Wherein Dabashi examines the “exhaustion of Political Islam” in greater detail, arguing that from Tehran to Tunis, innate cosmopolitan cultures which were hidden under colonialism are being discovered anew. Central to his critique is the model established by the Iranian Islamic Republic, which Dabashi argues is a “militant clergy hiacking a revolution and turning it into a vindictive and vicious theocracy” (150).

Chapter 7: “The End of Postcolonialism”

Dabashi takes the core arguments of his book, tracing them from Mannheim through Marx to Said and into today’s condition, where historical terms like the “west” have become “epistemologically exhausted.” Thus, postcoloniality for Dabashi, is the end of colonialism as a condition of knowledge production, in the sense that all previous overriding ideologies were themselves a response to colonialism, and thus themselves ideologies which participate in the colonizer/colonized framework. “Al-Sha’b Yurid Isqat an-Nizam” is a sign which belongs to an entirely different system of semiotics; it is postcolonial.

 “the center of the [West-dominant] imaginative geography and the matrix of the ideology and production it had occasioned cannot hold anymore, but instead of mere anarchy there has been a retrieval of the multiple worlds that existed before the insatiable abstraction that was ‘the West’ consumed them under the binary opposition of ‘the West and the rest’” (159). 

Chapter 8: Race, Gender, and Class in Transnational Revolutions

Particularly labor migrations, Dabashi says, raise questions of class, and with it issues of race and gender – we must broaden the frame of reference in order to see underneath “inherited geographies” of the Muslim world, like the binary secular/Islam divide. Dabashi moves through a number of examples of “travelling metaphors of racialized and gendered profiles of violence,” including the “African” mercenaries Gaddafi sent to crush the revolution, how the “feminized fantasy” of a “weak” Iran was propagated throughout Arab nationalisms, picturing Iranians as too bourgeois for a revolution without help from a superpower. The “racializing elements of pan-Arab, pan-Iranian, and other frames” are now subsumed into the new language of the Arab spring: a language of transnational solidary which sustains the uprisings.

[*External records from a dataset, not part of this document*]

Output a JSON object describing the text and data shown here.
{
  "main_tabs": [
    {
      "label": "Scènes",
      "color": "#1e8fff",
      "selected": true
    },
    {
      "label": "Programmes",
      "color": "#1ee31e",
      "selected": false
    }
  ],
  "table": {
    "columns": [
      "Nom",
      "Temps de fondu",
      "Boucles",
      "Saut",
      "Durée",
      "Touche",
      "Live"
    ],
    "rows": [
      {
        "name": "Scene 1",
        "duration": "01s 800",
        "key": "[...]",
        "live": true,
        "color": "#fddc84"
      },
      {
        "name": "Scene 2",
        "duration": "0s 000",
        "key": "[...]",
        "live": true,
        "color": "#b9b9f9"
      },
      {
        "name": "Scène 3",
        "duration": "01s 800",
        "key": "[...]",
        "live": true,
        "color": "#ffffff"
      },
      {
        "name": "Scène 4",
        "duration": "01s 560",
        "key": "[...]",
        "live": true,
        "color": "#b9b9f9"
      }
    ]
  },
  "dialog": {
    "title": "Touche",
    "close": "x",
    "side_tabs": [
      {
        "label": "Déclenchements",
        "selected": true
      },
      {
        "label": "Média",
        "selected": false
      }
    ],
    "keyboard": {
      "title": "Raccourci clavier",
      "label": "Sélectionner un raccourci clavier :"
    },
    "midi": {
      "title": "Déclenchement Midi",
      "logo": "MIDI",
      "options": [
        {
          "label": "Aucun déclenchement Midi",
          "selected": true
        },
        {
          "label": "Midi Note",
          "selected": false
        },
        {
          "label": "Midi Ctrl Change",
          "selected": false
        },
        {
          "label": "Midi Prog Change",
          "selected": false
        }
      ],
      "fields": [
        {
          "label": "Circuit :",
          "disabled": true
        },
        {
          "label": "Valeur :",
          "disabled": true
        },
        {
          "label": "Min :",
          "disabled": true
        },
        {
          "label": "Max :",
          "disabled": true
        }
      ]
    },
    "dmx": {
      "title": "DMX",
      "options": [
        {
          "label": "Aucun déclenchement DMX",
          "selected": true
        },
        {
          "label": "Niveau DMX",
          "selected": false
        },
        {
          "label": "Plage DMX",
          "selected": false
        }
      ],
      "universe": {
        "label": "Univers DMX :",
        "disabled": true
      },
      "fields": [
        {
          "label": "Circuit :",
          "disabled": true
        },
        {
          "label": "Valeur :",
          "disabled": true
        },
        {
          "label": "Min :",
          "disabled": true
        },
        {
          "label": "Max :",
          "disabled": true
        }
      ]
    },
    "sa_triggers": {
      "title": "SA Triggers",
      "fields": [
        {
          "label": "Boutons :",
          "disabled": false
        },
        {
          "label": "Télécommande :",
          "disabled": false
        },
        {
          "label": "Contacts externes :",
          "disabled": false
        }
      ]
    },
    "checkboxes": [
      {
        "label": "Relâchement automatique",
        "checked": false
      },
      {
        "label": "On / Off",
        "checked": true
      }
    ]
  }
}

Note: On class, Dabashi uses Tunisia as a way to expose the intercontinental crossover of a “racialized geography”: “‘In a bilateral agreement with Zine Al-Abidine Ben Ali,’ Yaghmaian reports, ‘Italy pledged financial support in exchange for help in preventing African transit immigrants and Tunisians from leaving for Europe. Zine Al-Abidine Ben Ali’s fall ended the agreement. Border control collapsed in Tunisia and 5000 Tunisians arrived in the Italian port of Lampedusa.’ This phenomenon is not limited to Tunisia.” (197). 

Chapter 9: “Libya: The Crucible and the Politics of Space”

NATO’s involvement in Libya and the Mediterranean basin in general has deeply problematic implications, demonstrating as this involvement does NATO’s want to control the radical implications of the revolutions as well as “their demographic and economic (especially labor migration) implications.” The US has no semblance of moral authority in any of these uprisings. The revolutions must not be reduced by their agency (and thus legitimacy) under the muscle of the military powers which try to either embrace or repress them.

Quote: “In other words, the US and its NATO allies are not just destroying the military equipment that they sold to Libya in the first place; they are also challenging the very logic of military intervention in a democratic uprising — by virtue of its being defined by non-violent acts of civil disobedience” (206). 

Chapter 10: Delayed Defiance

The conclusion of Dabashi’s work is a gesture towards its “open-ended” nature: the revolts are an “open work” and the conjugation of a new revolutionary language and practice. Naming the revolts a “delayed defiance” is to encapsulate much of Dabashi’s arguments throughout the book: that these revolutions are a rebellion against domestic tyranny and globalized disempowerment shared across boarders. As Dabashi says, “as-sha’ab yurid isqat an-nithaam” is an “atemporal” expression which will remain open-endedly valid into the future.